Tańce, śpiewy, dużo radości i dobre życzenia wypełniły spotkanie na szczecińskiej Łasztowni w ostatnim dniu 2023 roku. Po raz drugi „Kapitańska choinka” została przygotowana przez Centrum Kultury Euroregionu Stara Rzeźnia, Szczeciński Klub Kapitanów Żeglugi Wielkiej oraz Grupę CSL. Bawili się nie tylko ludzie morza.
– To jest choinka marynarska – dla wszystkich nas, którzy kochają morza i oceany – podkreślał kpt. ż.w. Włodzimierz Grycner, przewodniczący Szczecińskiego Klubu Kapitanów Żeglugi Wielkiej. – Dziękujemy, że jesteście.
Spotkanie rozpoczęło się przy choince na skwerze Kapitanów, gdzie kapitan Grycner rozdawał cukierki.
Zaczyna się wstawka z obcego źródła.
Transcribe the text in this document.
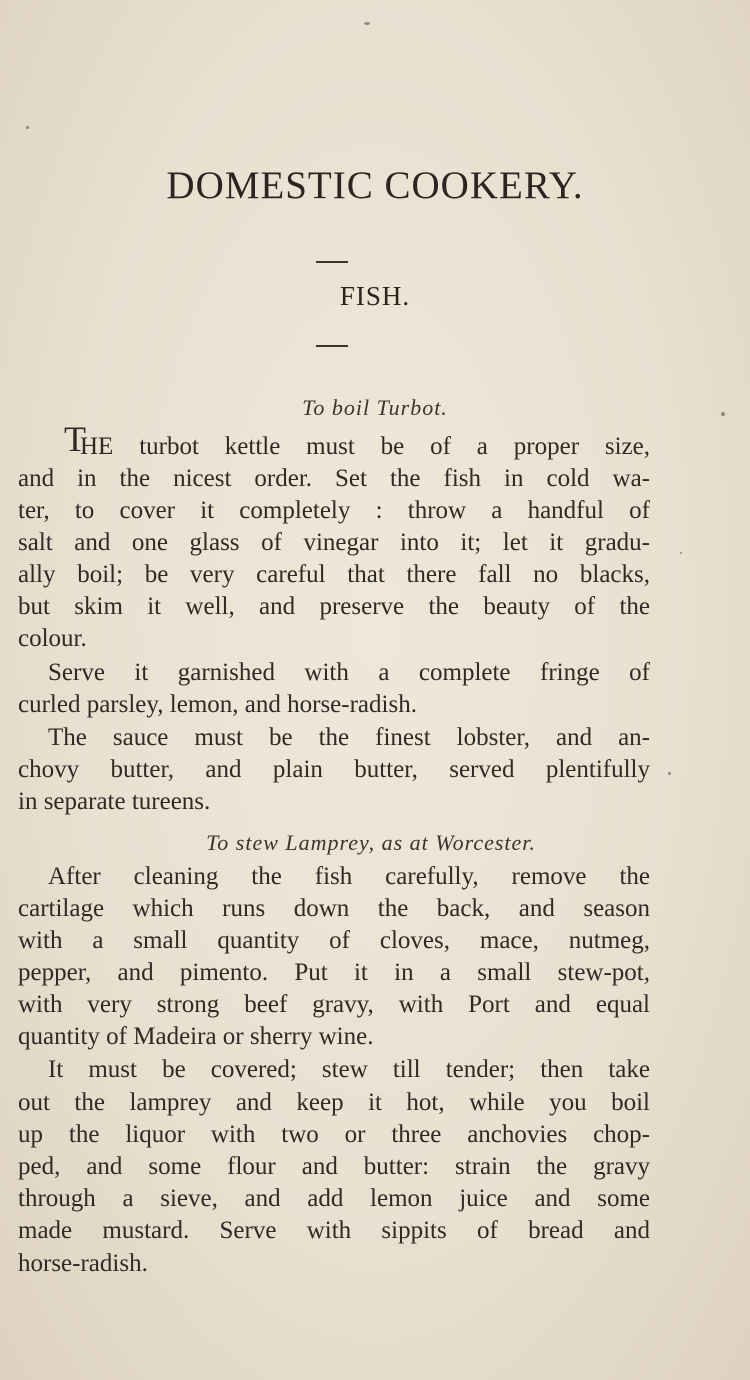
DOMESTIC COOKERY.
FISH.
To boil Turbot.
T
HE turbot kettle must be of a proper size,
and in the nicest order. Set the fish in cold wa-
ter, to cover it completely : throw a handful of
salt and one glass of vinegar into it; let it gradu-
ally boil; be very careful that there fall no blacks,
but skim it well, and preserve the beauty of the
colour.
Serve it garnished with a complete fringe of
curled parsley, lemon, and horse-radish.
The sauce must be the finest lobster, and an-
chovy butter, and plain butter, served plentifully
in separate tureens.
To stew Lamprey, as at Worcester.
After cleaning the fish carefully, remove the
cartilage which runs down the back, and season
with a small quantity of cloves, mace, nutmeg,
pepper, and pimento. Put it in a small stew-pot,
with very strong beef gravy, with Port and equal
quantity of Madeira or sherry wine.
It must be covered; stew till tender; then take
out the lamprey and keep it hot, while you boil
up the liquor with two or three anchovies chop-
ped, and some flour and butter: strain the gravy
through a sieve, and add lemon juice and some
made mustard. Serve with sippits of bread and
horse-radish.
Następnie wszyscy przeszli do budynku Starej Rzeźni.
Prezes Grupy CSL Laura Hołowacz przypomniała, że takie spotkanie odbywa się po raz drugi i stało się piękną tradycją, a zostało zainaugurowane przez kapitana Grycnera.
– Świetna sprawa, że mamy kapitanów, mamy ludzi morza, skwer Kapitanów, tablice i mamy swoje tradycje, które wspólnie z państwem kultywujemy – zaznaczyła.
Zanim się zaczęła zabawa, chwilą ciszy uczczono tych, którzy odeszli na wieczną wachtę.
Kapitan żeglugi wielkiej Józef Gawłowicz przypomniał pewną tradycję Kaszubów, cytując utwór Franciszka Fenikowskiego: „Raz do roku morze się zmienia. W noc sylwestra w ciszy zamarło, robi sobie rachunek sumienia, ilu dobrych marynarzy pożarło. I przyklęka w żalu głębokim, na wschód zwraca oczy od łez mokre. Składa dłonie Fińskiej Zatoki, każdy łódź wspomina i okręt. Każdy sztorm tylu ludzi uśmiercał, tylu statkom w pogrobne bił dzwony. Ciążą na dnie zielonego serca czarne muszle kutrów zatopionych”...
Kolejną częścią programu były muzyczne występy. Śpiewały panie z grupy Optymalni, Duo Activ Music oraz Zespół Piosenki Biesiadnej, a uczestnicy spotkania doskonale się bawili.